Verbesserung der Rahmenbedingungen für ostdeutsche Bauunternehmen
der Abgeordneten Dr. Klaus Grehn, Rolf Kutzmutz und der Fraktion der PDS
Vorbemerkung
Der u. a. durch die steuerliche Abschreibungspolitik ausgelöste Aufschwung im Bauwesen Ost ist zum Erliegen gekommen. In den neuen Bundesländern ist die Baukapazität inzwischen beträchtlich höher als die Nachfrage. Die Anzahl der Insolvenzen steigt. 110 000 Bauarbeiter in den neuen Bundesländern sind arbeitslos.
Eine Trendwende ist nicht in Sicht. Die Einkommen stagnieren oder entwickeln sich rückläufig. Die hohe und weiter steigende Arbeitslosigkeit schafft weitere Unsicherheiten. Die Kassen der öffentlichen Auftraggeber werden leerer. Deshalb ist damit zu rechnen, dass sich die Auftragslage weiterhin negativ entwickelt.
Für die Baubetriebe in den neuen Bundesländern, deren Kapitaldecke ohnehin gering ist, sind Förderungen von besonderer Bedeutung. Durch die Ausklammerung der Baubetriebe aus der Positivliste haben diese Unternehmen z. B. ihren Beitrag für die Erschließung ihres Standortes selbst zu tragen. Das ist insbesondere für Existenzgründer und für junge Unternehmen eine gefährliche Belastung, die mit der Erweiterung der Positivliste entfallen würde.
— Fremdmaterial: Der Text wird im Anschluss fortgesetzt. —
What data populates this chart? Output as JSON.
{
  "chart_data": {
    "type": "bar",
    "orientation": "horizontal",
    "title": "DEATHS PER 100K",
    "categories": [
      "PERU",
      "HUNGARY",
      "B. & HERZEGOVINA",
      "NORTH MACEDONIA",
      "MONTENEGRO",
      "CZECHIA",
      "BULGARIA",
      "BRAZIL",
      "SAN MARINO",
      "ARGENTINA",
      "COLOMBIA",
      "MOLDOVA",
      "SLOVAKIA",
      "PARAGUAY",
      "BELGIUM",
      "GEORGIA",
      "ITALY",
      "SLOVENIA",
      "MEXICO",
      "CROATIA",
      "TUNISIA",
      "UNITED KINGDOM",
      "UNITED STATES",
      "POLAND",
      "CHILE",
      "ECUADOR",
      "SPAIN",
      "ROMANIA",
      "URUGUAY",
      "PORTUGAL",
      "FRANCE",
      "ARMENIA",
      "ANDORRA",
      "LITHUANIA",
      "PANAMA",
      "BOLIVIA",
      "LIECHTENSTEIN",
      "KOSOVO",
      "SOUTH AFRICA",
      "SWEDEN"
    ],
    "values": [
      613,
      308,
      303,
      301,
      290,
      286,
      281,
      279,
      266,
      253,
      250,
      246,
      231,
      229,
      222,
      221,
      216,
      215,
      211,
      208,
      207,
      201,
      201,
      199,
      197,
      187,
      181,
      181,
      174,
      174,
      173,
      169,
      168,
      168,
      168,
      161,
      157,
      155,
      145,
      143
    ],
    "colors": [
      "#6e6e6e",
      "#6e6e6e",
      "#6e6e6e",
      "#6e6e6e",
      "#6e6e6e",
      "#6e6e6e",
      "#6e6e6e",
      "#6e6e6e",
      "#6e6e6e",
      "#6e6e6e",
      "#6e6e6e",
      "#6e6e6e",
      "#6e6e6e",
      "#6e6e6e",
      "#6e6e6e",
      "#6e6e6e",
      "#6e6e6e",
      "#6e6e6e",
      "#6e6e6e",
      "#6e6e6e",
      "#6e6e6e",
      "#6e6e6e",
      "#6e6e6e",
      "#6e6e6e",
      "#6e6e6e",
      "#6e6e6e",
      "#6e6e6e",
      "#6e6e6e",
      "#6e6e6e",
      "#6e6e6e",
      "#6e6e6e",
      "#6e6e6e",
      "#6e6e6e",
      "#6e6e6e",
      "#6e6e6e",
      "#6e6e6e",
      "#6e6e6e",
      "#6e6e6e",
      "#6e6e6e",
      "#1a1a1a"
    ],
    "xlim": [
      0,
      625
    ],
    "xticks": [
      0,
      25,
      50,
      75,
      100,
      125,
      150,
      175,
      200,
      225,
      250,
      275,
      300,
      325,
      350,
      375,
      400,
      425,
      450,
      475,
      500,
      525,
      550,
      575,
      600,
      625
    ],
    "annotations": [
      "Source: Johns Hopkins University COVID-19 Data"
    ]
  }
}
Wir fragen die Bundesregierung:
Fragen4
Wie schätzt die Bundesregierung die aktuelle Situation im Bauwesen der neuen Bundesländer ein?
Teilt die Bundesregierung die Auffassung, dass sich die Existenzbedingungen der ostdeutschen Bauunternehmen und der Existenzgründer im Bauwesen durch die Aufnahme der Baubetriebe in die Positivliste verbessern würden?
Beabsichtigt die Bundesregierung bei der Europäischen Kommission eine entsprechende Erweiterung der Positivliste zu beantragen?
Sind von der Bundesregierung weitere oder andere Maßnahmen zur Verbesserung der Existenzbedingungen der ostdeutschen Bauunternehmen beabsichtigt?